Der Kapitalismus zerstört nicht nur die sozialen und demokratischen Errungenschaften der Arbeiter:innenbewegung, er vernichtet auch unsere natürliche (Über-) Lebensgrundlage. SPD und Grüne, in noch rückschrittlicherer Form FDP und Unionsparteien, wollen Klimaschutzpolitik „mit dem Markt und den Konzernen“ machen. DIE LINKE muss Klimaschutzpolitik „gegen den Markt und die Konzerne“ betreiben. Und damit gegen die herrschende Oligarchie des fossilen Kapitalismus. Den größten Klimaschaden verursachen Konzerne, Angehörige der oberen Mittelschicht, Reiche und Superreiche. Die größten Opfer werden die Armen des globalen Südens erbringen (und tun es schon), aber auch die Angehörigen der Arbeiter:innenklasse in Deutschland. Wer die Klimafrage nicht stellt, kann in Zukunft keine zeitgemäße Klassenpolitik entwickeln. Eine solche Klassenpolitik muss rot sein, weil sie für eine Gesellschaft ohne Ausbeutung zu streiten hat; und sie muss grün sein, weil sie eine Wirtschafts- und Lebensweise (marxistisch: eine Produktionsweise) erfinden muss, die nicht die ökologische Lebensgrundlage der Menschheit zerstören wird. Und sie muss „von unten“ gemacht werden, weil sie die Interessen und Anliegen derjenigen in den Mittelpunkt zu stellen hat, die ausgebeutet (der Arbeiter:innenklasse) und beherrscht werden (der lohnabhängigen Mittelklasse). Aber natürlich heißt das zugleich – wie es immer in der Geschichte unserer Bewegung gewesen ist -, dass sich sozialistische Klassenpolitik auch in Reibung und Auseinandersetzung begeben muss mit Ausgebeuteten und Beherrschten, die das nicht wollen. Daran ist nichts neu. Den Kampf für das Wahlrecht hat die Sozialdemokratie im 19. Jahrhundert geführt, obwohl Teile der unteren Volksschichten monarchistisch eingestellt waren. Ihr Programm der Frauenbefreiung haben revolutionäre Sozialdemokrat:innen wie August Bebel oder Clara Zetkin verfolgt, obwohl das Patriarchat lebendig war in der Arbeiter:innenklasse.
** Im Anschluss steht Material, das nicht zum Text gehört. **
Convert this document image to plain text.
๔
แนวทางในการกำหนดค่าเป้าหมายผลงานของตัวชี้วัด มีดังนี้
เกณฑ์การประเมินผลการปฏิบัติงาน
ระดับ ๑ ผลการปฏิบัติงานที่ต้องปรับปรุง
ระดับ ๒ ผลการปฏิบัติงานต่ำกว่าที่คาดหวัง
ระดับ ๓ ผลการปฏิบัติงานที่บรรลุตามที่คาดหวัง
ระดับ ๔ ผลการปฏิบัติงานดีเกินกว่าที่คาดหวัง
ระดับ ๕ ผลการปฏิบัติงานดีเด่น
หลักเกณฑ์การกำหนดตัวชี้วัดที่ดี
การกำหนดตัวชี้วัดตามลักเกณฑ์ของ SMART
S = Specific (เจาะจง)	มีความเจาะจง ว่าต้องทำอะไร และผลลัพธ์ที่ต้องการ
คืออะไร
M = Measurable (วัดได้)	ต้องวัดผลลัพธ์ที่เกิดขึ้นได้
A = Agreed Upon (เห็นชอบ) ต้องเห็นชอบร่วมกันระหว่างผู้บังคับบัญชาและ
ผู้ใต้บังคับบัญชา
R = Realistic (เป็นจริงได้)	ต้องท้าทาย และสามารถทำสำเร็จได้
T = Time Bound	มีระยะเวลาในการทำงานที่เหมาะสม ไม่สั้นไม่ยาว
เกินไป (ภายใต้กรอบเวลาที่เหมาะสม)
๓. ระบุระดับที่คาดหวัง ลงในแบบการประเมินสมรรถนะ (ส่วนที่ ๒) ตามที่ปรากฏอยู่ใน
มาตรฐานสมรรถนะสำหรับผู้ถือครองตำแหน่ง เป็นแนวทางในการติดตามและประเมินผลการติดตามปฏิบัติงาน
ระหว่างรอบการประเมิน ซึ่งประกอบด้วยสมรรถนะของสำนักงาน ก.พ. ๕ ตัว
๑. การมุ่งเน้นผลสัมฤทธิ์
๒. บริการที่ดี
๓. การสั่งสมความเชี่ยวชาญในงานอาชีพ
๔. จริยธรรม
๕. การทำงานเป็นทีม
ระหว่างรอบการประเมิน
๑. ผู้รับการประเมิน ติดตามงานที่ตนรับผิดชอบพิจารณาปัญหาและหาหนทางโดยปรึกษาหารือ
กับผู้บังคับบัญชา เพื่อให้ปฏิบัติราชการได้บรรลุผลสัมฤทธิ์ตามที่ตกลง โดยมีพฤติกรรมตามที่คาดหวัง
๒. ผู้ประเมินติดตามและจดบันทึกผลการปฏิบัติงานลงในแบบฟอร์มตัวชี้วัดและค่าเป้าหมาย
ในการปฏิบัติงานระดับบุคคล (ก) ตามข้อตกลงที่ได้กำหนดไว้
Diese sozialistische Klassenpolitik wurde in den vergangenen Jahren in Ansätzen entwickelt – von einem strategischen Zentrum, das Brie und Bierbaum in der LINKEN nicht finden können. Es liegen Konzepte (z. B. verbindende Klassenpolitik), Kampagnenvorschläge vor, u. a. wurde eine Verkehrskampagne entwickelt und punktuelle umgesetzt. Bei der Strategiekonferenz der LINKEN 2020 wurde u. a. über die Anregungen des ehemaligen Vorsitzenden Bernd Riexinger diskutiert, die er für einen sozialistischen bzw. einen linken Green New Deal gemacht hat. Auch die ehemalige Vorsitzende Katja Kipping hat ein Büchlein dazu in die Debatte geworfen. Über alle das wurde in der LINKEN lebhaft diskutiert. Nicht alles fand Zustimmung, aber doch haben sich breite Mehrheiten für diese Ideen gefunden. Das hat sich auch in Parteitagsbeschlüssen und der Arbeit der Bundesvorstände niedergeschlagen. Erstaunlicherweise tun Bierbaum und Brie, aber auch die von ihnen lobend erwähnten Sprecher der BAG Betrieb und Gewerkschaft (Susanne Ferschl, Ulrike Eifler und Jan Richter) so, als hätte es das alles nicht gegeben. Das ist in hohem Maße fantasievoll. Aber ist es ein Zufall, Erinnerungsschwäche? Oder wird der Mantel des Schweigens darum gehüllt, um die Handlungsbedarfe zu übertreiben und nicht über die Opposition reden zu müssen, die sich innerhalb der Partei dagegen bildete? Denn die gab es ja. Die LINKE dürfe nicht grüner werden als die Grünen heißt und hieß es. Insbesondere aus der Bundestagsfraktion, von denen Teile sich weigerten, die politischen Beschlüsse der Partei zur Grundlage ihrer Arbeit zu machen. Daran entzündete sich enormer Streit. Einige Kristallisationskerne dieser Opposition sind just diejenigen, die gegenwärtig planen, eine eigene Partei zu gründen. Und natürlich muss sich die Partei für das eine oder andere entscheiden. Und sie hat sich entschieden.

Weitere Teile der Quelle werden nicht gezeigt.